Good old Marlin.
When Thad came in later on he declared that the chances were now that the boat would hold her own during the balance of that stormy night.
“Always providing,” he added, with due caution, “that it don’t get any worse, and the wind shift to the northeast, which would be bad for us here.”
So they started in again to try and keep watch-and-watch, one securing a little sleep while the other stood guard.
It was only a poor makeshift at best, for what Maurice called “cat-naps” were the best they could do at any time.
That night would not soon be forgotten by the boys, for it seemed to be about forty hours long.
And as time crept on at a snail pace the howling of the wintry gale continued unabated, with the roar of the wind through the tree-tops ashore, the dash of the waves on the point above, and the constant wabbling motion of the shanty-boat to remind them of their peril.
It may have been a couple of hours before the time for morning to come along that Thad, after a trip of investigation outside, returned with some news.
“Wind’s shifted!” he announced, as he came staggering in again.
Maurice jumped up.
“Then we ought to get busy if we don’t want to be dragged out of this comfortable pocket again!” he exclaimed.
“Hold on, old fellow; you don’t catch on.

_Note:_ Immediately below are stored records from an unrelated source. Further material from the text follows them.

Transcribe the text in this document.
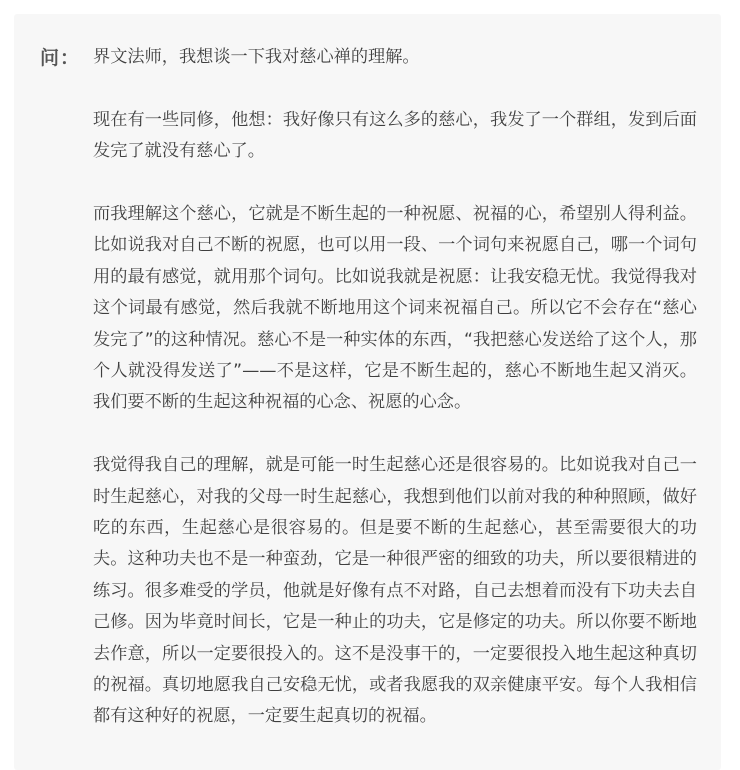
问： 界文法师，我想谈一下我对慈心禅的理解。

现在有一些同修，他想：我好像只有这么多的慈心，我发了一个群组，发到后面发完了就没有慈心了。

而我理解这个慈心，它就是不断生起的一种祝愿、祝福的心，希望别人得利益。比如说我对自己不断的祝愿，也可以用一段、一个词句来祝愿自己，哪一个词句用的最有感觉，就用那个词句。比如说我就是祝愿：让我安稳无忧。我觉得我对这个词最有感觉，然后我就不断地用这个词来祝福自己。所以它不会存在“慈心发完了”的这种情况。慈心不是一种实体的东西，“我把慈心发送给了这个人，那个人就没得发送了”——不是这样，它是不断生起的，慈心不断地生起又消灭。我们要不断的生起这种祝福的心念、祝愿的心念。

我觉得我自己的理解，就是可能一时生起慈心还是很容易的。比如说我对自己一时生起慈心，对我的父母一时生起慈心，我想到他们以前对我的种种照顾，做好吃的东西，生起慈心是很容易的。但是要不断的生起慈心，甚至需要很大的功夫。这种功夫也不是一种蛮劲，它是一种很严密的细致的功夫，所以要很精进的练习。很多难受的学员，他就是好像有点不对路，自己去想着而没有下功夫去自己修。因为毕竟时间长，它是一种止的功夫，它是修定的功夫。所以你要不断地去作意，所以一定要很投入的。这不是没事干的，一定要很投入地生起这种真切的祝福。真切地愿我自己安稳无忧，或者我愿我的双亲健康平安。每个人我相信都有这种好的祝愿，一定要生起真切的祝福。
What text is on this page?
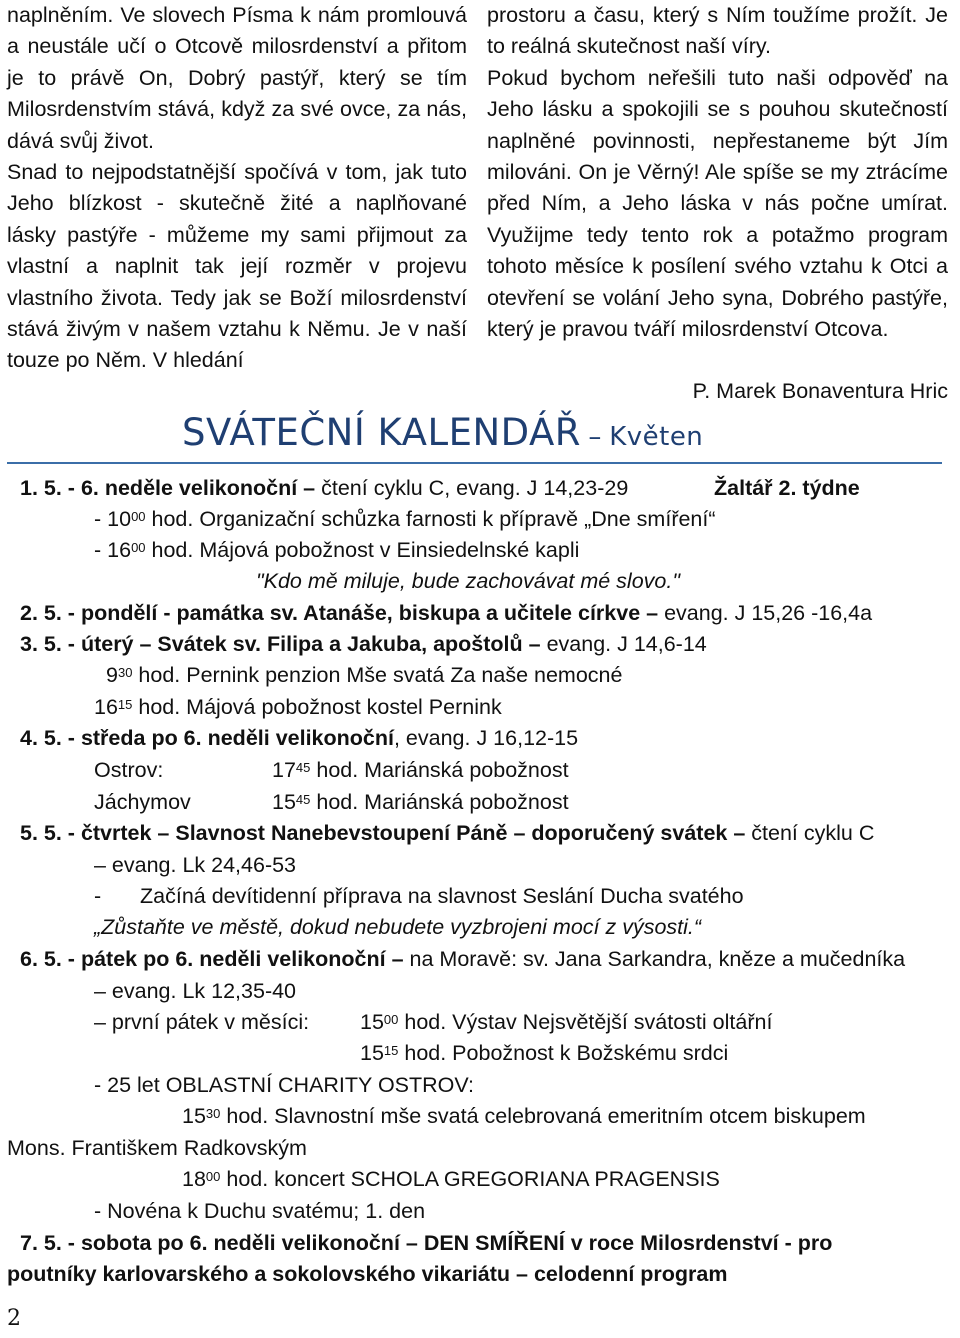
naplněním. Ve slovech Písma k nám promlouvá a neustále učí o Otcově milosrdenství a přitom je to právě On, Dobrý pastýř, který se tím Milosrdenstvím stává, když za své ovce, za nás, dává svůj život.

Snad to nejpodstatnější spočívá v tom, jak tuto Jeho blízkost - skutečně žité a naplňované lásky pastýře - můžeme my sami přijmout za vlastní a naplnit tak její rozměr v projevu vlastního života. Tedy jak se Boží milosrdenství stává živým v našem vztahu k Němu. Je v naší touze po Něm. V hledání

prostoru a času, který s Ním toužíme prožít. Je to reálná skutečnost naší víry.

Pokud bychom neřešili tuto naši odpověď na Jeho lásku a spokojili se s pouhou skutečností naplněné povinnosti, nepřestaneme být Jím milováni. On je Věrný! Ale spíše se my ztrácíme před Ním, a Jeho láska v nás počne umírat. Využijme tedy tento rok a potažmo program tohoto měsíce k posílení svého vztahu k Otci a otevření se volání Jeho syna, Dobrého pastýře, který je pravou tváří milosrdenství Otcova.

P. Marek Bonaventura Hric
SVÁTEČNÍ KALENDÁŘ – Květen
1. 5. - 6. neděle velikonoční – čtení cyklu C, evang. J 14,23-29	Žaltář 2. týdne
- $10^{00}$ hod. Organizační schůzka farnosti k přípravě „Dne smíření“
- $16^{00}$ hod. Májová pobožnost v Einsiedelnské kapli
"Kdo mě miluje, bude zachovávat mé slovo."
2. 5. - pondělí - památka sv. Atanáše, biskupa a učitele církve – evang. J 15,26 -16,4a
3. 5. - úterý – Svátek sv. Filipa a Jakuba, apoštolů – evang. J 14,6-14
$9^{30}$ hod. Pernink penzion Mše svatá Za naše nemocné
$16^{15}$ hod. Májová pobožnost kostel Pernink
4. 5. - středa po 6. neděli velikonoční, evang. J 16,12-15
Ostrov:	$17^{45}$ hod. Mariánská pobožnost
Jáchymov	$15^{45}$ hod. Mariánská pobožnost
5. 5. - čtvrtek – Slavnost Nanebevstoupení Páně – doporučený svátek – čtení cyklu C
– evang. Lk 24,46-53
- Začíná devítidenní příprava na slavnost Seslání Ducha svatého
„Zůstaňte ve městě, dokud nebudete vyzbrojeni mocí z výsosti.“
6. 5. - pátek po 6. neděli velikonoční – na Moravě: sv. Jana Sarkandra, kněze a mučedníka
– evang. Lk 12,35-40
– první pátek v měsíci: $15^{00}$ hod. Výstav Nejsvětější svátosti oltářní
$15^{15}$ hod. Pobožnost k Božskému srdci
- 25 let OBLASTNÍ CHARITY OSTROV:
$15^{30}$ hod. Slavnostní mše svatá celebrovaná emeritním otcem biskupem
Mons. Františkem Radkovským
$18^{00}$ hod. koncert SCHOLA GREGORIANA PRAGENSIS
- Novéna k Duchu svatému; 1. den
7. 5. - sobota po 6. neděli velikonoční – DEN SMÍŘENÍ v roce Milosrdenství - pro
poutníky karlovarského a sokolovského vikariátu – celodenní program
2
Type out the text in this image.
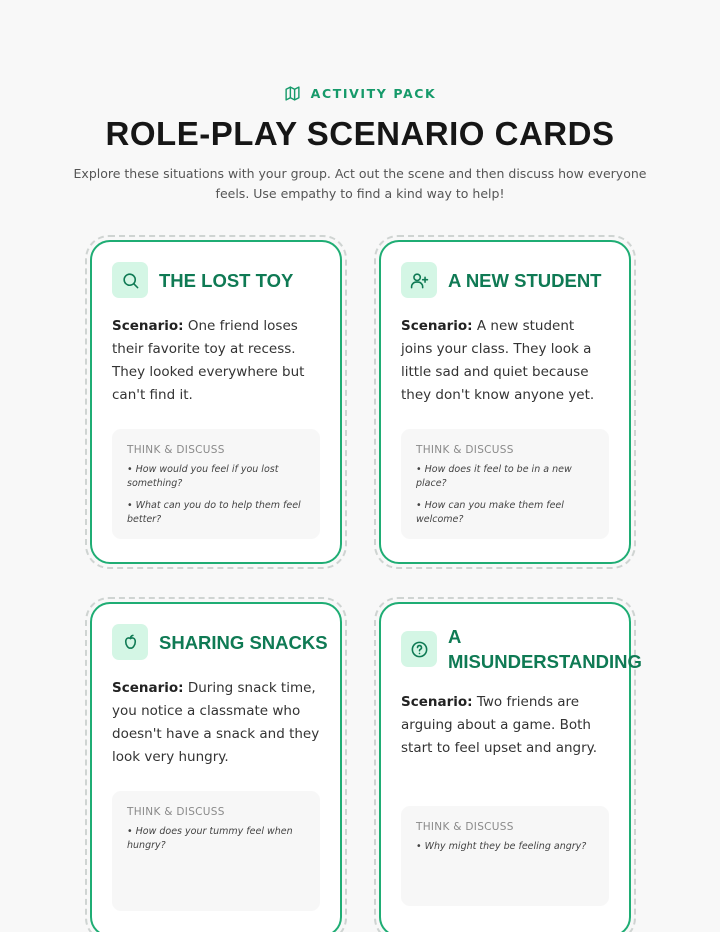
ACTIVITY PACK
ROLE-PLAY SCENARIO CARDS

Explore these situations with your group. Act out the scene and then discuss how everyone feels. Use empathy to find a kind way to help!

THE LOST TOY

Scenario: One friend loses their favorite toy at recess. They looked everywhere but can't find it.

THINK & DISCUSS
• How would you feel if you lost something?
• What can you do to help them feel better?
A NEW STUDENT

Scenario: A new student joins your class. They look a little sad and quiet because they don't know anyone yet.

THINK & DISCUSS
• How does it feel to be in a new place?
• How can you make them feel welcome?
SHARING SNACKS

Scenario: During snack time, you notice a classmate who doesn't have a snack and they look very hungry.

THINK & DISCUSS
• How does your tummy feel when hungry?
A
MISUNDERSTANDING

Scenario: Two friends are arguing about a game. Both start to feel upset and angry.

THINK & DISCUSS
• Why might they be feeling angry?
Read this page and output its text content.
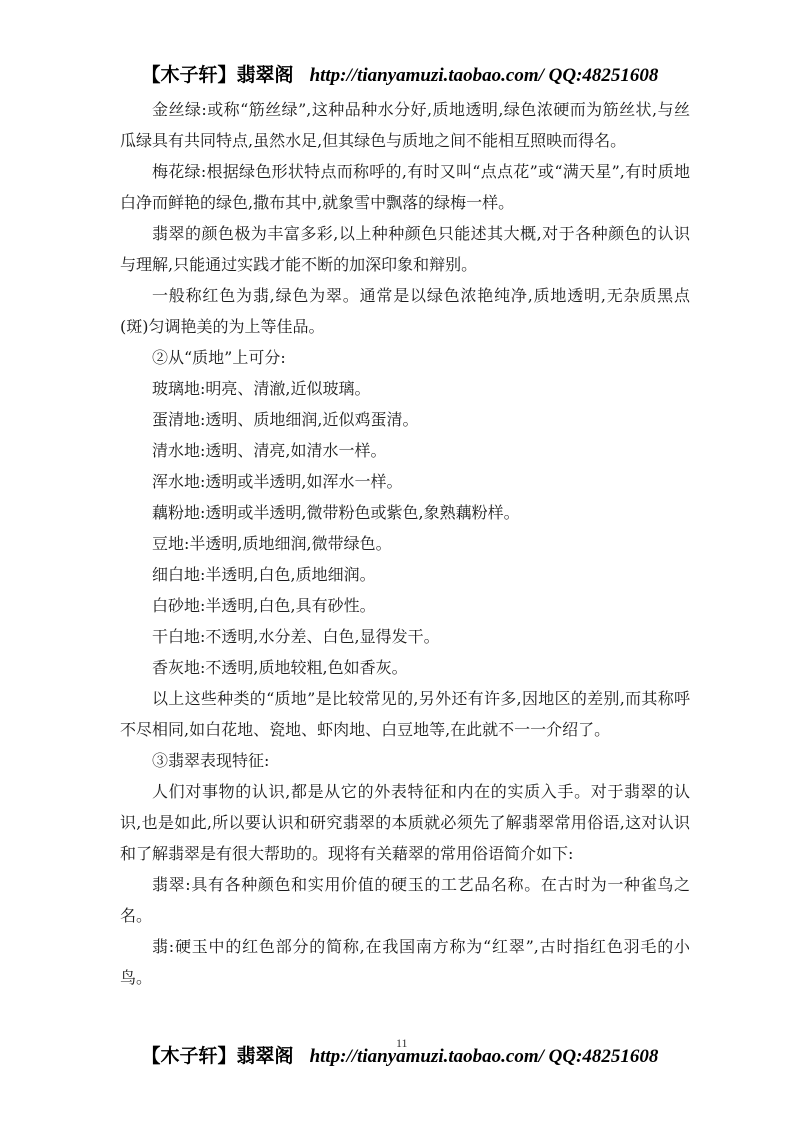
【木子轩】翡翠阁 http://tianyamuzi.taobao.com/ QQ:48251608

金丝绿:或称“筋丝绿”,这种品种水分好,质地透明,绿色浓硬而为筋丝状,与丝瓜绿具有共同特点,虽然水足,但其绿色与质地之间不能相互照映而得名。

梅花绿:根据绿色形状特点而称呼的,有时又叫“点点花”或“满天星”,有时质地白净而鲜艳的绿色,撒布其中,就象雪中飘落的绿梅一样。

翡翠的颜色极为丰富多彩,以上种种颜色只能述其大概,对于各种颜色的认识与理解,只能通过实践才能不断的加深印象和辩别。

一般称红色为翡,绿色为翠。通常是以绿色浓艳纯净,质地透明,无杂质黑点(斑)匀调艳美的为上等佳品。

②从“质地”上可分:

玻璃地:明亮、清澈,近似玻璃。

蛋清地:透明、质地细润,近似鸡蛋清。

清水地:透明、清亮,如清水一样。

浑水地:透明或半透明,如浑水一样。

藕粉地:透明或半透明,微带粉色或紫色,象熟藕粉样。

豆地:半透明,质地细润,微带绿色。

细白地:半透明,白色,质地细润。

白砂地:半透明,白色,具有砂性。

干白地:不透明,水分差、白色,显得发干。

香灰地:不透明,质地较粗,色如香灰。

以上这些种类的“质地”是比较常见的,另外还有许多,因地区的差别,而其称呼不尽相同,如白花地、瓷地、虾肉地、白豆地等,在此就不一一介绍了。

③翡翠表现特征:

人们对事物的认识,都是从它的外表特征和内在的实质入手。对于翡翠的认识,也是如此,所以要认识和研究翡翠的本质就必须先了解翡翠常用俗语,这对认识和了解翡翠是有很大帮助的。现将有关藉翠的常用俗语简介如下:

翡翠:具有各种颜色和实用价值的硬玉的工艺品名称。在古时为一种雀鸟之名。

翡:硬玉中的红色部分的简称,在我国南方称为“红翠”,古时指红色羽毛的小鸟。

11
【木子轩】翡翠阁 http://tianyamuzi.taobao.com/ QQ:48251608
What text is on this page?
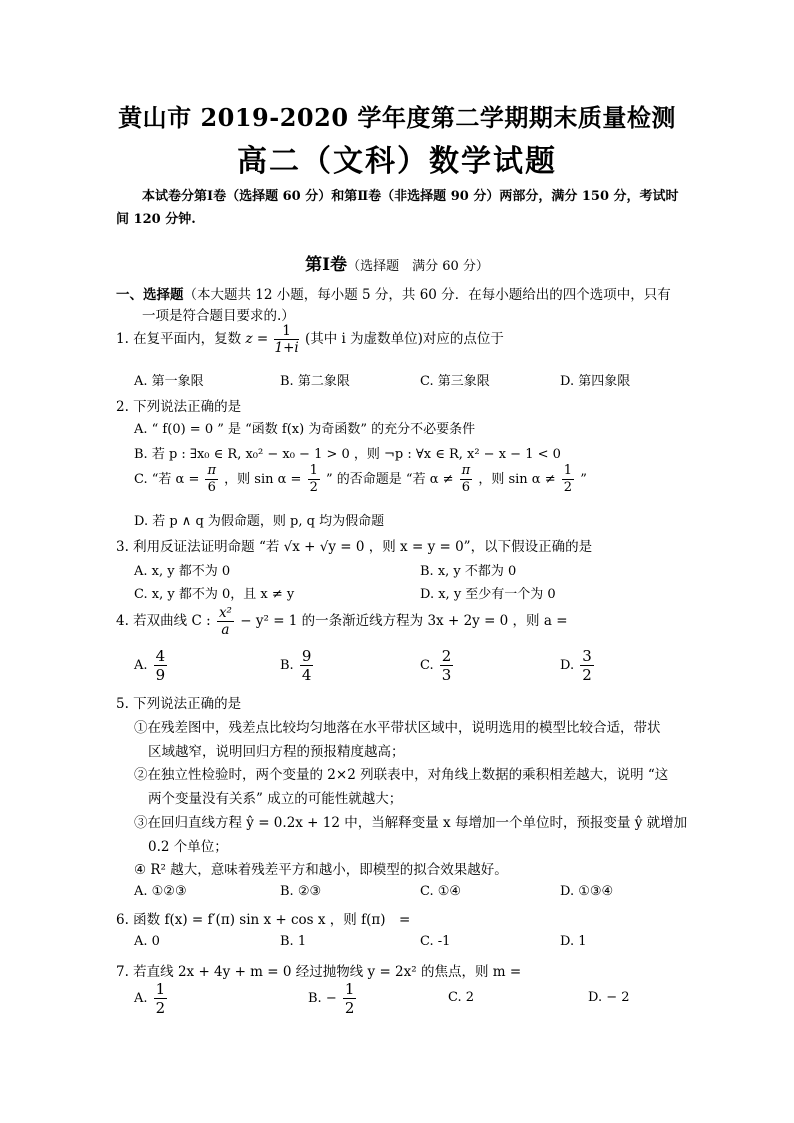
黄山市 2019-2020 学年度第二学期期末质量检测
高二（文科）数学试题
本试卷分第Ⅰ卷（选择题 60 分）和第Ⅱ卷（非选择题 90 分）两部分，满分 150 分，考试时间 120 分钟.
第Ⅰ卷（选择题　满分 60 分）
一、选择题（本大题共 12 小题，每小题 5 分，共 60 分．在每小题给出的四个选项中，只有
一项是符合题目要求的.）
1. 在复平面内，复数 $z = \frac{1}{1+i}$ (其中 i 为虚数单位)对应的点位于
A. 第一象限	B. 第二象限	C. 第三象限	D. 第四象限
2. 下列说法正确的是
A. “ f(0) = 0 ” 是 “函数 f(x) 为奇函数” 的充分不必要条件
B. 若 p : ∃x₀ ∈ R, x₀² − x₀ − 1 > 0 ，则 ¬p : ∀x ∈ R, x² − x − 1 < 0
C. “若 $\alpha = \frac{\pi}{6}$ ，则 $\sin \alpha = \frac{1}{2}$ ” 的否命题是 “若 $\alpha \ne \frac{\pi}{6}$ ，则 $\sin \alpha \ne \frac{1}{2}$ ”
D. 若 p ∧ q 为假命题，则 p, q 均为假命题
3. 利用反证法证明命题 “若 √x + √y = 0 ，则 x = y = 0”，以下假设正确的是
A. x, y 都不为 0	B. x, y 不都为 0
C. x, y 都不为 0，且 x ≠ y	D. x, y 至少有一个为 0
4. 若双曲线 C : $\frac{\text{x²}}{a} - y^2 = 1$ 的一条渐近线方程为 3x + 2y = 0 ，则 a =
A. $\frac{4}{9}$	B. $\frac{9}{4}$	C. $\frac{2}{3}$	D. $\frac{3}{2}$
5. 下列说法正确的是
①在残差图中，残差点比较均匀地落在水平带状区域中，说明选用的模型比较合适，带状
区域越窄，说明回归方程的预报精度越高；
②在独立性检验时，两个变量的 2×2 列联表中，对角线上数据的乘积相差越大，说明 “这
两个变量没有关系” 成立的可能性就越大；
③在回归直线方程 ŷ = 0.2x + 12 中，当解释变量 x 每增加一个单位时，预报变量 ŷ 就增加
0.2 个单位；
④ R² 越大，意味着残差平方和越小，即模型的拟合效果越好。
A. ①②③	B. ②③	C. ①④	D. ①③④
6. 函数 f(x) = f′(π) sin x + cos x ，则 f(π)　=
A. 0	B. 1	C. -1	D. 1
7. 若直线 2x + 4y + m = 0 经过抛物线 y = 2x² 的焦点，则 m =
A. $\frac{1}{2}$	B. − $\frac{1}{2}$	C. 2	D. − 2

The wind has taken a notion to back into the west, and is now whooping it up from across the old Mississip,” said the other, sinking into a seat, and holding both shivering hands out to the cheery blaze.
“Oh! that’s a different thing. I reckon then we’re more in danger of going ashore, than being sent adrift again,” admitted Maurice.
“I guess the anchors are good to hold, if only we don’t get banged on a nasty rock. I’ve got a notion there are a lot around here, even if we can’t see ’em. But the chances don’t amount to much; and it’s me for another little snooze.”
With which Thad sought his bunk, and bundled in “all standing” in sea parlance, not even removing his boots, for he did not know but that he might have to turn out at any moment.
But the next thing he knew was when a most appetizing odor came stealing to his sense of smell, and he realized that his chum was cooking breakfast.
“Hello, there, going to have a midnight meal?” queried Thad, drowsily, as he sat up, rubbing his eyes.
Whereupon the other stepped to the little window, raised the shade and allowed the awakened sleeper to see that dawn was at hand, gray and forbidding, but daylight all the same.
“Well, all I can say, pard, is, that I’m mighty glad to see her come along. That was the most ding-dong night I ever spent, for a fact. And I guess I dreamed about you going in swimming with all your duds on, too. That was what woke me up just now with a jump.”